Can a metallic rectangular waveguide support hybrid modes?

Studying the basics of guided waves in metallic rectangular waveguides, filled with homogenous dielectric material, I see that there is always a distinction between TE and TM modes. I understand that a TEM mode is impossible in such a configuration, but I'm wondering if hybrid modes (i.e. modes with both longitudinal components of the electric and the magnetic field nonzero) are possible and allowed by Maxwell's equation.

What really determines the mode structure is the boundary conditions, which in a metal wave guide are particularly simple: the electric field should be zero in metal, that is the component of the electric field parallel to the wall of the wave guide should be zero on the wall.
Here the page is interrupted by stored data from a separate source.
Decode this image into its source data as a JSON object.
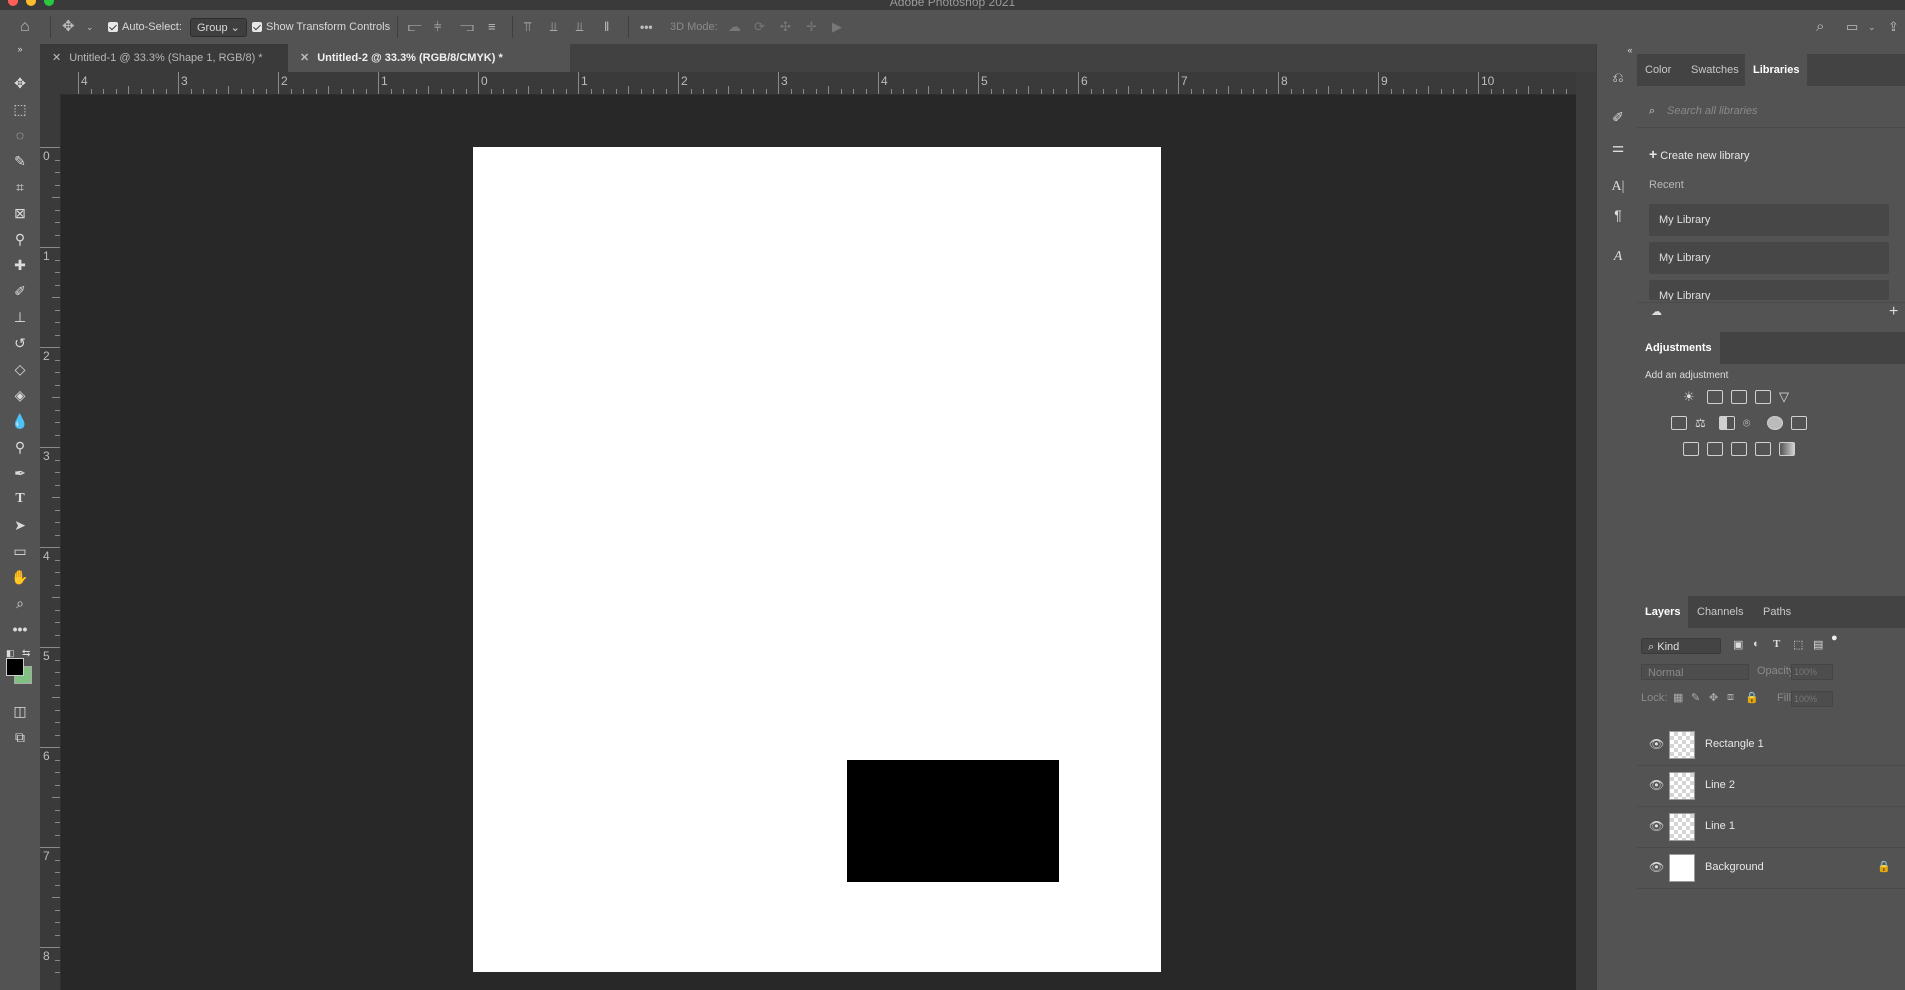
{
  "app": {
    "title": "Adobe Photoshop 2021"
  },
  "options_bar": {
    "auto_select_label": "Auto-Select:",
    "auto_select_value": "Group",
    "show_transform_label": "Show Transform Controls",
    "three_d_mode_label": "3D Mode:",
    "more_label": "•••"
  },
  "document_tabs": [
    {
      "label": "Untitled-1 @ 33.3% (Shape 1, RGB/8) *",
      "active": false
    },
    {
      "label": "Untitled-2 @ 33.3% (RGB/8/CMYK) *",
      "active": true
    }
  ],
  "rulers": {
    "horizontal": [
      "4",
      "3",
      "2",
      "1",
      "0",
      "1",
      "2",
      "3",
      "4",
      "5",
      "6",
      "7",
      "8",
      "9",
      "10"
    ],
    "vertical": [
      "0",
      "1",
      "2",
      "3",
      "4",
      "5",
      "6",
      "7",
      "8"
    ]
  },
  "libraries_panel": {
    "tabs": [
      "Color",
      "Swatches",
      "Libraries"
    ],
    "active_tab": "Libraries",
    "search_placeholder": "Search all libraries",
    "create_label": "Create new library",
    "recent_label": "Recent",
    "libraries": [
      "My Library",
      "My Library",
      "My Library"
    ]
  },
  "adjustments_panel": {
    "title": "Adjustments",
    "subtitle": "Add an adjustment"
  },
  "layers_panel": {
    "tabs": [
      "Layers",
      "Channels",
      "Paths"
    ],
    "active_tab": "Layers",
    "filter_value": "Kind",
    "blend_mode": "Normal",
    "opacity_label": "Opacity:",
    "opacity_value": "100%",
    "lock_label": "Lock:",
    "fill_label": "Fill:",
    "fill_value": "100%",
    "layers": [
      {
        "name": "Rectangle 1",
        "type": "shape"
      },
      {
        "name": "Line 2",
        "type": "shape"
      },
      {
        "name": "Line 1",
        "type": "shape"
      },
      {
        "name": "Background",
        "type": "background",
        "locked": true
      }
    ]
  },
  "colors": {
    "foreground": "#000000",
    "background": "#7fbf7f",
    "canvas_rect": "#000000"
  }
}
Apart from that the waves are like the electromagnetic wave in vacuum - strictly transversal.

• Well, it is not possible that both the electric and the magnetic field are transversal in metallic rectangular waveguides. You can either have a TE or a TM mode, as far as I'm concerned. The question is if hybrid modes are also possible. Commented Apr 30, 2020 at 16:54
• What kind of hybridization do you mean? Commented Apr 30, 2020 at 17:25
• I mean modes in which both longitudinal components of the electric and the magnetic field are nonzero Commented Apr 30, 2020 at 17:35
• I understand, but how do you get modes like this? In optical wave guides it happens primarily due to the way the modes are reflected at the boundaries - there is an evanescent wave penetrating outside of the guide, and also due to the non-linearities of the material. None of these are present in metallic wave guides. It is also worth noting, that metallic wave guides historically appeared much before the optical fiber, which is where TM and TE terminology comes from - because it was a convenient and complete way to classify the modes. Commented Apr 30, 2020 at 17:40
• I don't know if it is possible to get modes like this in metallic waveguides, that's the point of the question. Whether it is possible or not, I'd like to see the mathematical proof Commented Apr 30, 2020 at 18:56

In a homogeneous guide for a hybrid TE&TM mode to exist you must have the propagation factors be equal. As an example take a rectangular guide of dimensions $$a\times b$$ then the $$TE_{mn}$$ and $$TM_{mn}$$ modes cutoff wavenumber is $$\kappa_{m,n} = \sqrt{ \left( \frac{m\pi}{a}\right)^2 + \left( \frac{n\pi}{b}\right)^2}$$, and their respective wavenumbers $$k_{mn}(\omega)$$ are equal to $$k_{mn}=\sqrt{\left( \frac{\omega}{c}\right)^2-\kappa_{mn}^2}$$. Still one could not call this a genuine hybrid mode because the amplitude of each mode can be independently chosen from that of the other.

For a circular guide of radius $$a$$ the $$TE$$ and $$TM$$ modes do not even have the same wavenumber. In fact, the cutoff modes have $$\kappa_{mn}(TE)=\frac {p_{mn}'}{r} \\{\kappa_{mn}(TM)=\frac {p_{mn}}{r}}$$ where $$J_m'(p_{mn}'a)=0$$ and $$J_m(p_{mn}a)=0$$. For certain combination of indices these may equal, for example $$p_{04}'=p_{14}=13.324$$, but again you have the same independence of the their amplitudes. So this is not a true hybrid mode.

In general, in a homogeneously filled waveguide the TE and TM modes have independent amplitudes and even if one can select a certain a pair of equal wavenumbers their combination is not a true mode. This is completely analogous to the distinction one can make between a pure state that is the energy eigenfunction of a quantum mechanical system and a linear combination of such states even in the case of a degenerate eigenvalue.